Bonhoeffers Erbe – warum sein Vorbild zu Frieden und Freiheit führt

Glauben im Widerstand zur Illusion

Redliche Frömmigkeit / Weltlich glauben

Die Essenz: Warum das „C“ heute anders klingen muss

Glaube ist kein Mummenschanz, kein Weihrauch und keine Flucht in Jenseitsmelodien. Er ist die radikale Akzeptanz der Wirklichkeit. Wenn wir heute vom „C“ (Christentum) sprechen, meinen wir nicht die theologische Arroganz alter Dogmen, sondern eine Stellvertretung, die im Schlamm des Alltags steht.
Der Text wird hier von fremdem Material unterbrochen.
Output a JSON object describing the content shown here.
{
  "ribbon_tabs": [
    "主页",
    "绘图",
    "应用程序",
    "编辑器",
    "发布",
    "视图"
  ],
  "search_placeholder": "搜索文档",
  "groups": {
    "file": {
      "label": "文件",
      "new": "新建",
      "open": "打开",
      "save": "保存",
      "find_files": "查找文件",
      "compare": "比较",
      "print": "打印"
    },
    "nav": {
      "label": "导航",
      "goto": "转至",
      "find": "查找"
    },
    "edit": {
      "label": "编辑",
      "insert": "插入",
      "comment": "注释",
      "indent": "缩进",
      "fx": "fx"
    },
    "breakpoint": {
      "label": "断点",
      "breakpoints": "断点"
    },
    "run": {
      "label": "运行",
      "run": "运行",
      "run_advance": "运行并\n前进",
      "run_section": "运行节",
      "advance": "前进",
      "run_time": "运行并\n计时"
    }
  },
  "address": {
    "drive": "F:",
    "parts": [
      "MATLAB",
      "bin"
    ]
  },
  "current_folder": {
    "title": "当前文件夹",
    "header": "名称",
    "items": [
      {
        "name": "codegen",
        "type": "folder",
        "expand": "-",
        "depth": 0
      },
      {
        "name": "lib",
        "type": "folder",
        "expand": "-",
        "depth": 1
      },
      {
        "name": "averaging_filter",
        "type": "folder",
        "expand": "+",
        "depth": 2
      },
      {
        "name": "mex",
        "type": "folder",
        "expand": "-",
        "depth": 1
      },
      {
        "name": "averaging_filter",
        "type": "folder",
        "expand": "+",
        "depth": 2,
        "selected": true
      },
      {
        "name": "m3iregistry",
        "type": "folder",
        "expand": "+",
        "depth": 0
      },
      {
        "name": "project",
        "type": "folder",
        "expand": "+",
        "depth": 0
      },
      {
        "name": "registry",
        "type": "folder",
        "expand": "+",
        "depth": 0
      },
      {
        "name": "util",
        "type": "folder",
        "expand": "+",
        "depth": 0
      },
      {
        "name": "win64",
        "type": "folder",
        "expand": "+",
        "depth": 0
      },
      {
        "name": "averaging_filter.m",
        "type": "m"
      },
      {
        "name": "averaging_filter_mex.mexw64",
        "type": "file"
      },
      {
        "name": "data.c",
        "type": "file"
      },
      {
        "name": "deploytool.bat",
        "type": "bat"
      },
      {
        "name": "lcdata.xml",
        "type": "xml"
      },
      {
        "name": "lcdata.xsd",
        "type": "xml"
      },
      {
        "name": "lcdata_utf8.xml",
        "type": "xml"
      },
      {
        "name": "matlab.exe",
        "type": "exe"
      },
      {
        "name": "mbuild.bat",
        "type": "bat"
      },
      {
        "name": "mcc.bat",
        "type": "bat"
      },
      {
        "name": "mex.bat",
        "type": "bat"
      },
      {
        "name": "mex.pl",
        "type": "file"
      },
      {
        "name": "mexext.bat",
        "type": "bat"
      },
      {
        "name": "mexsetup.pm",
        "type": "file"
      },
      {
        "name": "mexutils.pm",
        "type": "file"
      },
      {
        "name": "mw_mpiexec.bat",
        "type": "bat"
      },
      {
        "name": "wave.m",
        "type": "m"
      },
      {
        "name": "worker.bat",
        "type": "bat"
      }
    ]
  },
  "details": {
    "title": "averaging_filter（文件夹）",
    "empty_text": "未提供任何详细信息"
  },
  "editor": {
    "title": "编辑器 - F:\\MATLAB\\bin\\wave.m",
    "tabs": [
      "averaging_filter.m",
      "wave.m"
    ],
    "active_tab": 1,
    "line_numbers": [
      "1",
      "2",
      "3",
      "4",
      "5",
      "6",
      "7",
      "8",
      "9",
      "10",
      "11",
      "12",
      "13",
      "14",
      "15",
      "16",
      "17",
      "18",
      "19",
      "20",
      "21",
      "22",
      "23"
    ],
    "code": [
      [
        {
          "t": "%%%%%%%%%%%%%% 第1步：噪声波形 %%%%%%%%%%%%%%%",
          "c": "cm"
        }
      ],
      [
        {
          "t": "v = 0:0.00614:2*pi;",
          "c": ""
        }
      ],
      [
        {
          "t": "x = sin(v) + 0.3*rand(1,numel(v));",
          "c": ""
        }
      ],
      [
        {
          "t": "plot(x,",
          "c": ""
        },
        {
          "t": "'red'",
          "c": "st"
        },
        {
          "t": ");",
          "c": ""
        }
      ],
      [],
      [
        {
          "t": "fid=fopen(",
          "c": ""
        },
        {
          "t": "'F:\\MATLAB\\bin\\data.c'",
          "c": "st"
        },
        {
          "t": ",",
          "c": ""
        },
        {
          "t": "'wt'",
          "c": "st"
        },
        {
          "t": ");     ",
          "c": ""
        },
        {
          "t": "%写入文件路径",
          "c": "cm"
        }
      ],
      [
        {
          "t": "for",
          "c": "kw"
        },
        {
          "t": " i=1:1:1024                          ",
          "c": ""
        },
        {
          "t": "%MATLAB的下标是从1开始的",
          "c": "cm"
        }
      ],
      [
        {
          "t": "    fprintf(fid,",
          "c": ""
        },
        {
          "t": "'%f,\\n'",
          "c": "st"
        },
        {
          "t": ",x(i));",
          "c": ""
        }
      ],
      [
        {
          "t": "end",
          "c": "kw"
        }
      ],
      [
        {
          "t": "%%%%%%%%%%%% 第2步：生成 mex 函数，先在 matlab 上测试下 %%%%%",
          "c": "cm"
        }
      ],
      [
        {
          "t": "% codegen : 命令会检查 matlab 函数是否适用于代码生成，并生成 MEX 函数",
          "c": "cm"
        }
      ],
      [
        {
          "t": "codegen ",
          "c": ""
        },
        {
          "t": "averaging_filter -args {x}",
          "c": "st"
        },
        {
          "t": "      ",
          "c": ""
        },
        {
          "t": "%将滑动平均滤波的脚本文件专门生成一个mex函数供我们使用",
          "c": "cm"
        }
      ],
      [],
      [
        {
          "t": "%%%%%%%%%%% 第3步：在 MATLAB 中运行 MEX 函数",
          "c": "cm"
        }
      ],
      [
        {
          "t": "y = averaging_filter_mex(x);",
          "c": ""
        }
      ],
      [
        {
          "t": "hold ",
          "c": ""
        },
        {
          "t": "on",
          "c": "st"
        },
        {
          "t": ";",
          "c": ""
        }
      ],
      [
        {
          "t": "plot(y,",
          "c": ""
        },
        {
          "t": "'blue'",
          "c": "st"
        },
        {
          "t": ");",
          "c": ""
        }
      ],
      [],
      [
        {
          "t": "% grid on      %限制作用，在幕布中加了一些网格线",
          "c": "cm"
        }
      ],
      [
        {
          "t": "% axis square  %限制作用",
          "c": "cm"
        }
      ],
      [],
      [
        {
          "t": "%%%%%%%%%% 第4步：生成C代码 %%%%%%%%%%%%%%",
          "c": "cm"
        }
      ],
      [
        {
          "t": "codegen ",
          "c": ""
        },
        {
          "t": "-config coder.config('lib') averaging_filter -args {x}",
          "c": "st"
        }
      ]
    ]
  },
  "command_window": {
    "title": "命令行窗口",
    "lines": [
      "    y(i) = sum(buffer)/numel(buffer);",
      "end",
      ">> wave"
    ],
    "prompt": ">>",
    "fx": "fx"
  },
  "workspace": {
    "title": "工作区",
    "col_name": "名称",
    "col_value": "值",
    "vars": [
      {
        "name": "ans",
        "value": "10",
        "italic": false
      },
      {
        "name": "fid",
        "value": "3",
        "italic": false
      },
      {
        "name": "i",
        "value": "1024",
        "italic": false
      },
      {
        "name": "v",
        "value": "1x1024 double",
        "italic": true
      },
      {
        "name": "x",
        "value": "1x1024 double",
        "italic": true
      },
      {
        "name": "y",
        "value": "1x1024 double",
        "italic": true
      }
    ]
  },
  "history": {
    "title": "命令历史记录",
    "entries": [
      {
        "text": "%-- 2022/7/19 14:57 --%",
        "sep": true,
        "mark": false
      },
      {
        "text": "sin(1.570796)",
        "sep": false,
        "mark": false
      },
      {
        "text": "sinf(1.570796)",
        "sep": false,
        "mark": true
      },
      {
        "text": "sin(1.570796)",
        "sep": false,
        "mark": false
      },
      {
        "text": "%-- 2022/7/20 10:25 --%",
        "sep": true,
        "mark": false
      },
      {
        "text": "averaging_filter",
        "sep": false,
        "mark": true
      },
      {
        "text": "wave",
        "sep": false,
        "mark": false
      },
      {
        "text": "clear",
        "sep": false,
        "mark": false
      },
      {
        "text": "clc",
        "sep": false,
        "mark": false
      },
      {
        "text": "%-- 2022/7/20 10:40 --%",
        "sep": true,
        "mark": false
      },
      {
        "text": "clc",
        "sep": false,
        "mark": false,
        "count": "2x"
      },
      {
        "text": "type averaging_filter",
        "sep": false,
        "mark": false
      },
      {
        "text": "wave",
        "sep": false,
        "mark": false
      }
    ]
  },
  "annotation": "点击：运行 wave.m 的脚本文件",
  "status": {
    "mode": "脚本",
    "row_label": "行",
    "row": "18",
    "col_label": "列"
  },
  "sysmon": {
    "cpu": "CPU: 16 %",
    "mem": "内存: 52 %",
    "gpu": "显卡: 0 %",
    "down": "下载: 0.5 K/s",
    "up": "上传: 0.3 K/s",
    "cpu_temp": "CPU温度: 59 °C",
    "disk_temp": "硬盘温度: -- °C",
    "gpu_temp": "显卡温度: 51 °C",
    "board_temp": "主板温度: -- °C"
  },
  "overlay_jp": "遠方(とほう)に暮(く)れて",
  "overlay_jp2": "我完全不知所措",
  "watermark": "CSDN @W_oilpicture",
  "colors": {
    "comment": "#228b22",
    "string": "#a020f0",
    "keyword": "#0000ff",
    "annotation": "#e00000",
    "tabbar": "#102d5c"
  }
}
1. Jesus: Kein Opfer-Mythos, sondern Solidarität bis zum Äußersten 

Wir verabschieden uns von der Idee eines Gottes, der ein „Blutopfer“ braucht. Jesus starb nicht für eine abstrakte Sündenliste, sondern weil er die Liebe zu den Menschen über sein eigenes Überleben stellte. Er ist der „Mensch für andere“. Seine Kreuzigung ist das Ende des Kreislaufs aus Rache und Gewalt. Er hat die Schuld nicht „weggezaubert“, sondern sie mit-ausgehalten

2. Gott mitten im Leben – Das „Du“ an meiner Seite 

Gott ist kein Lückenbüßer für das, was wir nicht wissen. Gott ist nicht an den Rändern, sondern in der Mitte unseres Lebens zu finden. Gott ist wirksam in den guten Mächten in der Welt – Gott ist das stets verfügbare „Du“, das mit uns leidet, mit uns lacht und uns in die Verantwortung ruft.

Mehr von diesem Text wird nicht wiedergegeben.